Что происходит? Он прекрасно знал, что был изрядно пьян, ведь они с Гартом успели осушить почти три бутылки. Но вдруг он почувствовал, что голова у него прояснилась и стала необыкновенно легкой. Он потряс ею, стараясь отделаться от странных ощущений, и посмотрел на Мелани.

Дьявол, да ведь она красавица. Ну разве он видел еще у кого-нибудь такие полные, алые губки — а тут еще кончик розового язычка появился между ними и описал соблазнительный круг. Он с трудом проглотил комок в горле, чувствуя, как его влечет к этим губам, как его собственный язык настойчиво упирается в десны.

Он любовался ее рукой, осиной талией, бедрами, полускрытыми прозрачной тканью, а ее груди! Его руки зачесались от желания схватить их.

Он вспомнил с такой силой, словно это происходило только вчера, что он чувствовал с ней. Какой она была на вкус, как она двигалась под ним и над ним, как ее тело сливалось с его, обволакивало, дразнило, позволяло взмывать к таким высотам ощущений, о существовании которых он и не подозревал прежде. Он почувствовал томление во всем теле, дико забилась, требуя свободы, его плоть, и кровь звенела у него в ушах, пока он срывал с себя галстук вместе с булавкой, вместе с миниатюрой Кристофа Севилла. Затем пришла очередь сорочки, с которой он оборвал половину пуговиц. Его руки вцепились в пуговицы на панталонах.

— Боже мой! — Его дыхание стало частым и неглубоким, словно он только что пробежал много миль. Он видел, как Мелани встала, выпила до капли вино из своего бокала, швырнула его об пол. Затем она скинула ночную рубашку и направилась к нему, с какой-то дикой, нелепой улыбкой, причем черты ее лица расплывались и колебались перед ним, словно это было не существо из плоти и крови, а какой-то реявший в воздухе дух.

Ее руки простерлись к нему, ее голос донесся словно издалека и звучал как песня сирены:

— Мелли с тобою, дорогой. Позволь Мелли помочь тебе. Мелли знает, что надо делать. Позволь Мелли помочь тебе. Только своей Мелли, которая любит тебя. И ты тоже любишь ее, ведь любишь, дорогой?

Дорогой. Какое противное слово. Он посмотрел на пол, на разбитые бокалы, на пролитое вино, потом на Мелани и сощурился, пытаясь собраться с мыслями.

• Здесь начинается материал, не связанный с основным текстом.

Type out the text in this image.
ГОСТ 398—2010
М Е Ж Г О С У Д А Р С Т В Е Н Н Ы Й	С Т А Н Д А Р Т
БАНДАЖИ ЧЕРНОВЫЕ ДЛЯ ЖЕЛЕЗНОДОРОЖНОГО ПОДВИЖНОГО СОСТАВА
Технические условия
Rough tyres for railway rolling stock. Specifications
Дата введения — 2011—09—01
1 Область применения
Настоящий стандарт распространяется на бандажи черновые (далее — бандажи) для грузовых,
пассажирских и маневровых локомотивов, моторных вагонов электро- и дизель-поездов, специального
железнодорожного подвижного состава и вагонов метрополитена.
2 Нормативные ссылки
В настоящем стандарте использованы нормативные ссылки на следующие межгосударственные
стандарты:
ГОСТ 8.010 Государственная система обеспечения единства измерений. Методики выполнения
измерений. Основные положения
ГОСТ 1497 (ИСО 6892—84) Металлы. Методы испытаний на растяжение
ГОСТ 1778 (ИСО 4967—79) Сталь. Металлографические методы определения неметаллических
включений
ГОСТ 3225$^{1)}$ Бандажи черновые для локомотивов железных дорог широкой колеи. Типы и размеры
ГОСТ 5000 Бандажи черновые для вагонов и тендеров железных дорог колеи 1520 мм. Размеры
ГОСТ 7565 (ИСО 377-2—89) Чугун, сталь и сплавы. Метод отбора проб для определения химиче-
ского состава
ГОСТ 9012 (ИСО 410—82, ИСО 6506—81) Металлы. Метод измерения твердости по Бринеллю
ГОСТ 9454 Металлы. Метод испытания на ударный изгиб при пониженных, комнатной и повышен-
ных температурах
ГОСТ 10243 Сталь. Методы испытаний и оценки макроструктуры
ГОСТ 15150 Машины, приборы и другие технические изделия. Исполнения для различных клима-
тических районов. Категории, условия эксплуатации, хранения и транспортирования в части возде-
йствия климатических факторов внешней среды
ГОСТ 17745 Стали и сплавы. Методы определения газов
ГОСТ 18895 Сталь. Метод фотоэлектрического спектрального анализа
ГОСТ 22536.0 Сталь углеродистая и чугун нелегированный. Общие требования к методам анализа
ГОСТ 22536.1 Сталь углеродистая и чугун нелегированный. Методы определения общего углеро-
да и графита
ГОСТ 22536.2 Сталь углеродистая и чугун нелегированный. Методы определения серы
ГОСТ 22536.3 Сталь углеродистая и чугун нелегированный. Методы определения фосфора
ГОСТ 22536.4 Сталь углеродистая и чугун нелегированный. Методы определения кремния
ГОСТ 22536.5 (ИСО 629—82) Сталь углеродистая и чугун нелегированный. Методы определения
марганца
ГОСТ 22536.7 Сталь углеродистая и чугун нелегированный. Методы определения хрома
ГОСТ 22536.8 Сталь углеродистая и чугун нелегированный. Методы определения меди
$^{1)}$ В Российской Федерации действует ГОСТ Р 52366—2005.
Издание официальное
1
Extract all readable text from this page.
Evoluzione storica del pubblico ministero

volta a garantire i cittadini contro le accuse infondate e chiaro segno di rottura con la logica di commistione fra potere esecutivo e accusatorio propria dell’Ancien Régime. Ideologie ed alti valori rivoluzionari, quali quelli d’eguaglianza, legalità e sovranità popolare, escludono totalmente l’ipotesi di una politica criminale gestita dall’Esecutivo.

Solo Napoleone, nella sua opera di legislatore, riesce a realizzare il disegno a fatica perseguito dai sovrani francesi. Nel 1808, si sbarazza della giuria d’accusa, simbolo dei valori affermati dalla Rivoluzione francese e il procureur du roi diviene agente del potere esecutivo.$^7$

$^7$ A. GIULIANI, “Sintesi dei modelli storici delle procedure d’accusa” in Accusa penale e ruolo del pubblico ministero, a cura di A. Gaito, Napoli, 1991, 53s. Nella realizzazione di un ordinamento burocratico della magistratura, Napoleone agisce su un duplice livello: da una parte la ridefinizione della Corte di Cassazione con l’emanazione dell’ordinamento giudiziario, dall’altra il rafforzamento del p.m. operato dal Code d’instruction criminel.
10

— Вино… Мелани! Что ты подмешала в вино?

— Тс-с-с, дорогой, — промурлыкала она, ее голос по-прежнему доносился как бы издалека, он едва пробивался сквозь неотвязный, отупляющий шум в ушах. — Это чудесно, правда? Мойна всегда готовит мне это чудесное зелье — такая ценная женщина. И я добавила немного тебе в вино. Я даже обделила себя, я отдала тебе большую часть, чтобы тебе было приятно. Я не так уж нуждаюсь в этом, когда у меня есть ты. Я не нуждаюсь ни в ком другом, когда у меня есть ты. — Ее руки обвились вокруг его талии. — Ах, Люсьен, я так тебя люблю. Люби же меня, дорогой. Люби меня!

Мойнино зелье. Да какое Мойна имеет к этому отношение? Люсьен совсем запутался. Господи, да не может такого быть!

Мелани снова принялась шарить у него на талии, а он грубо схватил и отбросил эти ручки, несмотря на то, что ему нестерпимо хотелось опрокинуть ее на ковер и совокупляться до бесконечности, пока он не свалится в изнеможении.

— Пошла к черту! — Он оттолкнул ее прочь, так что она попятилась, наступая на осколки бокала, и рухнула на кровать, обливаясь кровью.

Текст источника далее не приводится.